The voice, or voices, laughed and it seemed like everything began to rumble with it, “Son, there is no time here. That happened neither a long time, nor a short time ago.  It just simply happened.  But let me show you something that your last day on Earth happened to do.”

The man’s attention turned, somehow, to one person on Earth. Though he wasn’t there, the new vision was more like a memory, or something that was in his mind.  The person was a teenage boy named Landen.

He was sitting down on a floor that was probably his bedroom, writing something in a notebook.  He wrote until the very last page was full and set it down on a stack of two or three other notebooks that were just as complete.  He picked up a different one and began to write even more.  The memory, or event, or moment dissolved into a different one.

This time Landen was older maybe mid-twenties with a full beard.  This time he was typing on his laptop.  It looked as though the document contained around three or four-hundred pages.  The memory faded again.

He was maybe a few years older and was sitting on a chair next to a woman talking towards a camera.  In front of them was a book titled, God’s Love, Our War.  He wasn’t nervous one bit.  He did seem really excited and enthusiastic, however.  The book seemed to give him great joy.  The event faded again.

Now he was standing on stage in a stadium filled with thousands and maybe even a million or so people.   He was in the center with a microphone in one hand and the same book in the other.  Landen would talk for a few moments and then point to a person with their hand raised.  They would ask a question and then he would take a minute to answer it and then he’d continue again with his speech.  The moment faded once more.

The man opened his eyes and found himself still standing next to the beautiful and majestic presence.  “Who was that?”  He asked.

“That was the new baby you found when you were still an old man.  He became quite the character.”

“He looked like he was talking about some book to a lot of people. I’m guessing those times where he was writing was for the book,” Mr. Stelzer replied.

“Yes that was his book that he wrote.  It was all about how much I love my children and how everyone should love as I love. Instead of creating violence based on different ideas or opinions.  It changed a lot of people.  When I say a lot, I mean over one million.  He has been quite the blessing.”
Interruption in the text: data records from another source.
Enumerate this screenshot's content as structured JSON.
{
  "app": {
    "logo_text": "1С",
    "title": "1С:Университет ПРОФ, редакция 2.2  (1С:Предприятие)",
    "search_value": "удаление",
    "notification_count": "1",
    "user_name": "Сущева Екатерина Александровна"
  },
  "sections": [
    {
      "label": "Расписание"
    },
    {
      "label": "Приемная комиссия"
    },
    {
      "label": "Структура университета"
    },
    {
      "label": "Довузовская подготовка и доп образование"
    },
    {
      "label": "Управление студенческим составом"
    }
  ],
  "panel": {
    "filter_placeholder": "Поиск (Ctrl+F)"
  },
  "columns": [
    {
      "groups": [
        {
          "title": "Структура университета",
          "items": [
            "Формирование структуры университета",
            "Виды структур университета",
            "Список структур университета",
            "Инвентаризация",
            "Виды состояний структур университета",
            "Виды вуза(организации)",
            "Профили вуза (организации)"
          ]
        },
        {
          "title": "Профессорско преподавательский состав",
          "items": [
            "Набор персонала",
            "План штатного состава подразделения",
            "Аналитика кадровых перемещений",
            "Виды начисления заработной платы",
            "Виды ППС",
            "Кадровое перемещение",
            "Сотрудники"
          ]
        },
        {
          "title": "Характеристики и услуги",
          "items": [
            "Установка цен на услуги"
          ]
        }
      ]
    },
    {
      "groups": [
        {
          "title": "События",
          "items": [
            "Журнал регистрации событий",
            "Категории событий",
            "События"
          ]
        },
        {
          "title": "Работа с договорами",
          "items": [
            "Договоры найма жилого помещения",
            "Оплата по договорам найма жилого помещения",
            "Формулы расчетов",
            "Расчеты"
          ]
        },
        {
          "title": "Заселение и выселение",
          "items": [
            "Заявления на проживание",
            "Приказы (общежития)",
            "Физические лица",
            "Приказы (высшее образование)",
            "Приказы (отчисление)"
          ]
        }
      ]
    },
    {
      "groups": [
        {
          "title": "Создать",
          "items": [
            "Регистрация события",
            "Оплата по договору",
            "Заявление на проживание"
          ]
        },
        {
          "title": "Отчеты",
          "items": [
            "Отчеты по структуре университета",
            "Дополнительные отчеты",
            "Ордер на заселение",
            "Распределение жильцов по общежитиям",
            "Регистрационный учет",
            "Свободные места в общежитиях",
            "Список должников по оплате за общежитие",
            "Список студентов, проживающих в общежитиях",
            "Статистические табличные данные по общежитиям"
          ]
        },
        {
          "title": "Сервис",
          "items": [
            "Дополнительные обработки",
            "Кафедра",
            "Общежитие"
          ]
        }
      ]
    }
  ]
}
The man felt, or thought he felt, a tear roll down his cheek, “So my daughter did, or is doing, a good job of raising him?”

“The best.  Your grandson has done something very special for myself and everyone I’ve created.  I am very proud of him as we all should be.”

The man became overjoyed, and probably would’ve started to cry had he still been on earth, at the sound of this.  His grandson was amazing beyond compare.  “Thank you.  Thank you for letting me stay. For that child.”

The shimmering wonder didn’t say anything for a few moments.  It seemed as though it turned to a different direction.  Finally God said, “Now son, your reward. It awaits you.”